Stroviols, Resophonic Violin, c. 1910

Tabs

Specifications
Builder: 
Stroviols
Model: 
Resophonic Violin
Year: 
1910
The Story Behind

The Stroh-Violin or Stroviol is a violin that is mechanically amplified by a metal resonator and horn attached to its body. John Matthias Augustus Stroh, an electrical engineer in London, invented the instrument in 1899.

This is an another early attempt to make acoustic stringed instruments louder and is part of the move from acoustic to electric music instruments. The history of the Stroviols company is therefore fascinating, and even plays a role in the development of the National resonator instruments! 

Finding any example of a Stroh-Violin or Horn-Violin though is a difficult thing to do. Whether these violins are satisfactory musical instruments seems subservient as they were once used a lot. They were definitely common place in the recording studio for two decades, at least. During this time they were the preferred instrument of choice by the most important recording companies. Normal violins had actually been discovered to be too weedy and feeble to make a good enough impression.

Very soon after the acoustic recording industry was born in the early 1900's and the technology and instruments became commercially available; the so-called “electric” device made its entrance. Electric devices did not just bring about the demise of acoustic recording and playback devices; they effectively brought an end to the use or need for a violin with a trumpet-horn attachment. The end regardless of whether Stroh, Parsons and others might only just be beginning to perfect their designs and mechanisms. The electric microphone effectively started a battle for supremacy between the traditional classical acoustic violin which could now be heard by means of subtly placed microphones and the electric violin which had to start completely from scratch, no guide, and no tradition. Which goes here for the violin was also true for the guitar. There was now the opportunity for something entirely new. Therefore it took also some time to give a final shape to the electric guitar.

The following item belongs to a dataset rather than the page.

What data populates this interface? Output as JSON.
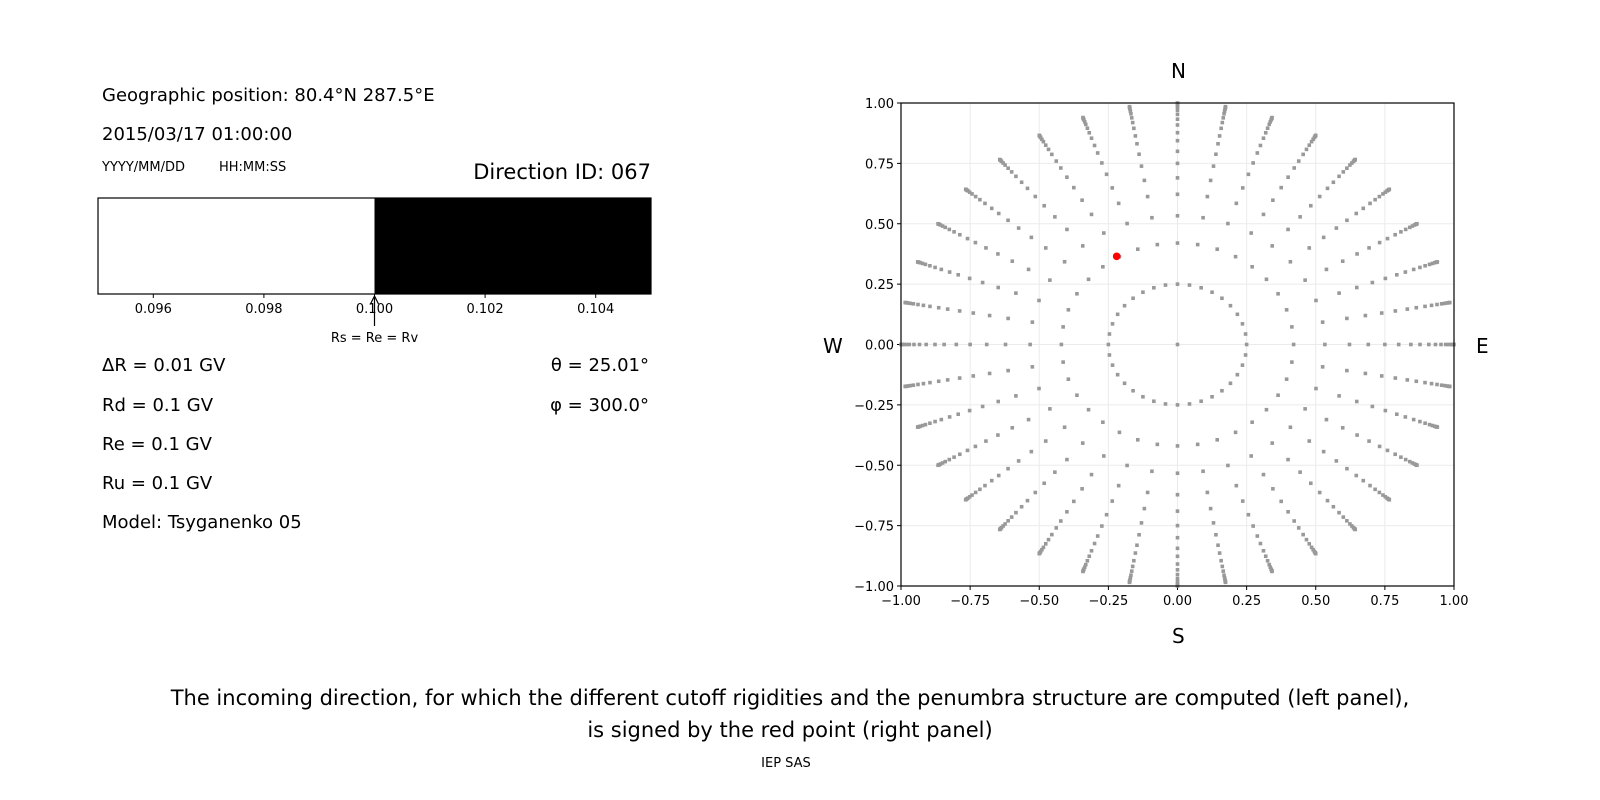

In addition to the violin the Stroh technique was applied to viola, cello, mandoline and guitar. But Stroh was not alone exploring this technique. Sir Charles Algernon Parsons and others developed and patented at the same period similar devices but have gone unexplored, almost unnoticed.

Stroh's design was patented on May 4th 1899 - UK patent GB9418 titled "Improvements in Violins and other Stringed Instruments" which was accepted on March 24th 1900. The patent described the use of a flat metal (other materials are also mentioned) diaphragm in the voice-box (reproducer) of a violin to mechanically amplify the sound. On February 16th 1901 he applied for an additional UK patent (GB3393) titled "Improvements in the Diaphragms of Phonographs, Musical Instruments, and Anologous Sound-producing, Recording and Transmitting Contrivances" which was accepted on December 14th 1901. This effectively extended the first concept to now use a conical resonator with corrugations at its edge, allowing a more 'rigid' diaphragm. Interestingly, his failure to patent his inventions in the USA allowed John Dopyera and Geo Beauchamp to subsequently obtain US patents for the tricone and single cone designs used in National resonator instruments.

The Stroh violin was an expensive instrument: in 1911 it was offered by the London dealers Barnes & Mullins for nine guineas (£9.45, then equal to $37.80) or twelve guineas (£12.60 / $50.40) at a time when a reasonable factory violin could be had for two guineas. It was listed as being especially suitable for use in small theatres and music-halls.

The sound of the instrument is quite loud, and projects very well. It is of course a much more tinny or metallic tone (compared to a wood bodied instrument), yet still quite full and beautiful. This effectively extended the first concept to now use a conical resonator with corrugations at its edge, allowing a more 'rigid' diaphragm. 

The instrument was and still today is used by musicians:

In 1920s Buenos Aires, Julio de Caro, a renowned Tango orchestra director and violinist, used the Stroh violin in his live performances, and was called violín-corneta (cornet violin) by the locals.

A number of musicians, including Tom Waits, Carla Kihlstedt, Thomas Newman, Bat for Lashes, A Hawk and a Hacksaw and Eric Gorfain continue to use the Stroh violin for its distinctive sound. Shakira featured a Stroh violin on her 2010/11 The Sun Comes Out World Tour, with multi-instrumentalist Una Palliser playing it on some songs. Palliser also played Stroh violin on Tom Hickox album and live with Bitter Ruin. Pinky Weitzman plays the Stroh violin for various New York experimental ensembles, including her own project (Not Waving but Drowning), as well as Flare, LD & the New Criticism, and as part of the onstage ensemble for Stephin Merritt's My Life as a Fairy Tale. A Stroh violin is regularly played by Andy Stein of Vince Giordano's Nighthawks, a New York-based band specialising in the music of the 1920s and 1930s. They Might Be Giants used a Stroh violin in their song, I Can Hear You, recorded on a wax cylinder at the Edison Laboratory. Lindsey Stirling features a Stroh violin in her latest video "Roundtable Rival".